W czasie ośmiu lat sporów sądowych dwukrotnie zmieniał się właściciel LINK4 oraz zarząd spółki. Firma całkowicie zmieniła strategię i od 6 lat z sukcesami współpracuje z pośrednikami. Co miesiąc zwiększa się liczba agentów, którzy chcą sprzedawać polisy LINK4. W tej chwili jest to ponad 15 000 osób w całej Polsce, które odpowiadają za sprzedaż 50 proc. polis LINK4. W ostatnim badaniu opinii agentów na temat firm ubezpieczeniowych, z którymi pośrednicy najchętniej współpracują, LINK4 znalazł się na 3 miejscu wśród 24 towarzystw.- mówi Łukasz Jantz, dyrektor pionu sprzedaży agencyjnej w LINK4.

Opinie szefów i właścicieli największych multiagencji w Polsce na temat LINK4


Igor Rusinowski – prezes zarządu i współwłaściciel UNILINK SA

Współpracę z LINK4 rozpoczęliśmy na początku 2010 r. jako pierwszy partner agencyjny. Razem z LINK4 zbudowaliśmy od zera model sprzedaży i obsługi klienta w kanale agencyjnym. Cenimy sobie tę współpracę przede wszystkim ze względu na sprawność informatyczną i procesową zarówno na etapie sprzedaży jak i obsługi posprzedażowej.

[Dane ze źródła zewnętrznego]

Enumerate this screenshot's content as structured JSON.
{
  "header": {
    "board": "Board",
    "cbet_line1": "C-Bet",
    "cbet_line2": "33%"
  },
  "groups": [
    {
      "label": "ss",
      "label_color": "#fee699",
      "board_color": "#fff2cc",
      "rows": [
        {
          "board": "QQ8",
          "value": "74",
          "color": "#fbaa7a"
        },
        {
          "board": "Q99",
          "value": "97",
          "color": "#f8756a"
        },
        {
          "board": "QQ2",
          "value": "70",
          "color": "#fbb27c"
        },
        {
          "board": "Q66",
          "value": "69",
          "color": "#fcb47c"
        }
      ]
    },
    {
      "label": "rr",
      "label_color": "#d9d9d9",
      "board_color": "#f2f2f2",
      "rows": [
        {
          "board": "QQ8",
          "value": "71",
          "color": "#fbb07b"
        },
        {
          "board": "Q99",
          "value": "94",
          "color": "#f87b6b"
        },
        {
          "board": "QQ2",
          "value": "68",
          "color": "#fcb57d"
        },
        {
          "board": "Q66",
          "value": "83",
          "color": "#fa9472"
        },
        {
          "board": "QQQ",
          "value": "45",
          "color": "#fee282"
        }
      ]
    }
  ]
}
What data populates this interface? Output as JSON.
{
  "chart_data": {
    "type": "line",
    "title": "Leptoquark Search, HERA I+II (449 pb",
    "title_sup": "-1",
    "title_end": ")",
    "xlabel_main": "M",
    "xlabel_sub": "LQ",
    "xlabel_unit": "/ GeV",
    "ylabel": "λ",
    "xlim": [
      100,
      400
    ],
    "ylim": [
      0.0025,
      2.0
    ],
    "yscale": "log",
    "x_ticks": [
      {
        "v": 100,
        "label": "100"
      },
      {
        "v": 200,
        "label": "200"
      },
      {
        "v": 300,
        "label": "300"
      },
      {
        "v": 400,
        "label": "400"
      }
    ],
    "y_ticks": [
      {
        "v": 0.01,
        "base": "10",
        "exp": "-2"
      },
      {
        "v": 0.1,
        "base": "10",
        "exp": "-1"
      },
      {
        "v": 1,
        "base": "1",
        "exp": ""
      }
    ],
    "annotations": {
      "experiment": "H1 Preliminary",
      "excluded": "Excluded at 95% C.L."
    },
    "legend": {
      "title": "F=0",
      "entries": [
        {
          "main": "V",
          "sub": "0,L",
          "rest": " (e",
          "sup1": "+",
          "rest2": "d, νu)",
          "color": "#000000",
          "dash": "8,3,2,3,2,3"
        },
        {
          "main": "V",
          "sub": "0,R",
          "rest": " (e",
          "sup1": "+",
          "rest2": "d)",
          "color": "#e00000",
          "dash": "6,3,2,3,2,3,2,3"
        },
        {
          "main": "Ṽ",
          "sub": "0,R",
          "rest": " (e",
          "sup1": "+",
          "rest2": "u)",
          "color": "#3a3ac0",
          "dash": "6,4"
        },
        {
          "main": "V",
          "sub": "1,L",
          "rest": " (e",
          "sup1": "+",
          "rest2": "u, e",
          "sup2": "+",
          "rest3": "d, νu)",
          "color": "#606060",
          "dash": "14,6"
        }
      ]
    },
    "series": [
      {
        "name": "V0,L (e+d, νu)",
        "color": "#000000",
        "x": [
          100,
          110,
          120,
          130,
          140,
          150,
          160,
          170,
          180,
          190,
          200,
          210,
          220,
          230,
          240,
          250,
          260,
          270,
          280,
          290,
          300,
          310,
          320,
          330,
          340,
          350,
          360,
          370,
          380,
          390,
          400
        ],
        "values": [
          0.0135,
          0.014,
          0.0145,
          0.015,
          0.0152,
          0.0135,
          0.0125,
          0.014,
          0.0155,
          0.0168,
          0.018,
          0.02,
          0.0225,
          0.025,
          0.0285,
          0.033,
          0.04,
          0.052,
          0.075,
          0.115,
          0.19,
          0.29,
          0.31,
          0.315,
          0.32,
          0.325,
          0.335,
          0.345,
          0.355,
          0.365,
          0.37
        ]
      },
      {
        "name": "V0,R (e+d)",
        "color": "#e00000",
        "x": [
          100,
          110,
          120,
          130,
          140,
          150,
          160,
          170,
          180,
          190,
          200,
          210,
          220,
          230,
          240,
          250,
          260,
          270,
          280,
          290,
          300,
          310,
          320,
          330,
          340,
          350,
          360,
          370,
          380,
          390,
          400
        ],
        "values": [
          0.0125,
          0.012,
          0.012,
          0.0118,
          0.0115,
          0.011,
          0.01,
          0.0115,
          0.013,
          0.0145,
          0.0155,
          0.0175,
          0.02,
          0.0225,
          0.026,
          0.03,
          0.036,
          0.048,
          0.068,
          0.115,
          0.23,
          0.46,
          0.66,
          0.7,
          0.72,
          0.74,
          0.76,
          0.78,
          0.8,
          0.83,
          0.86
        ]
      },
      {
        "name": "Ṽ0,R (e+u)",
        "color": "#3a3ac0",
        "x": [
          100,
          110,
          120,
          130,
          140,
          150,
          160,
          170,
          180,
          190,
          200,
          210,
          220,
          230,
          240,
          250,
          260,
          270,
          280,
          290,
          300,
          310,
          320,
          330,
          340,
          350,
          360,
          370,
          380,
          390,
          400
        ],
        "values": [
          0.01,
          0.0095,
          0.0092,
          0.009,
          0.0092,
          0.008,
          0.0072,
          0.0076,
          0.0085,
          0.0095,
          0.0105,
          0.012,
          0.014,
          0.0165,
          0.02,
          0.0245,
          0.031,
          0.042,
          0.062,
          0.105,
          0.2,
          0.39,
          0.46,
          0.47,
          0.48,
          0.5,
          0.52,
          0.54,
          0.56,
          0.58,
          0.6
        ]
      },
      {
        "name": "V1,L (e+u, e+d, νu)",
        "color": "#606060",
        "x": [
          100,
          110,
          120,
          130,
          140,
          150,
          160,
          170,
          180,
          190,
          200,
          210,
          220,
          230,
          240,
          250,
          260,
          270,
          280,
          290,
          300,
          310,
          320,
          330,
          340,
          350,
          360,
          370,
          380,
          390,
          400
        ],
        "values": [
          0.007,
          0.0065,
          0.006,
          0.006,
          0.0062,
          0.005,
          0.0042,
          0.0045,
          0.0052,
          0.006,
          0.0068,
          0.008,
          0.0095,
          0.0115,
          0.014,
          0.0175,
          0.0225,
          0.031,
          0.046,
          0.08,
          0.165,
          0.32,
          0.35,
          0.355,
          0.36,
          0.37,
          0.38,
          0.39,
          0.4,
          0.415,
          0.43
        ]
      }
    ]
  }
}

Arkadiusz Świercz, prezes zarządu i udziałowiec Consultia Sp. z o.o.

LINK4 z powodzeniem współpracuje z nami od 2010 roku. W mojej ocenie inicjatywa PIPUiF-u w zakresie pozwu zbiorowego nic nie wnosi. Warto przy tym zwrócić uwagę, że warunki, które LINK4 proponuje agentom są atrakcyjne i w tym obszarze zastosowanie ma czysty pragmatyzm biznesowy osób zainteresowanych taką współpracą.

Rafał Ćwikliński, prezes zarządu Asist Sp. z o. o.

LINK4 szanuje agenta i widzi w jego pracy konkretną wartość. To ogromnie ważne, żeby w biznesie kierować się uczciwością. Kiedyś nie wszyscy o tym pamiętali. Teraz wygrywają te firmy, które tak jak LINK4, szanują agentów i doceniają ich sukcesy.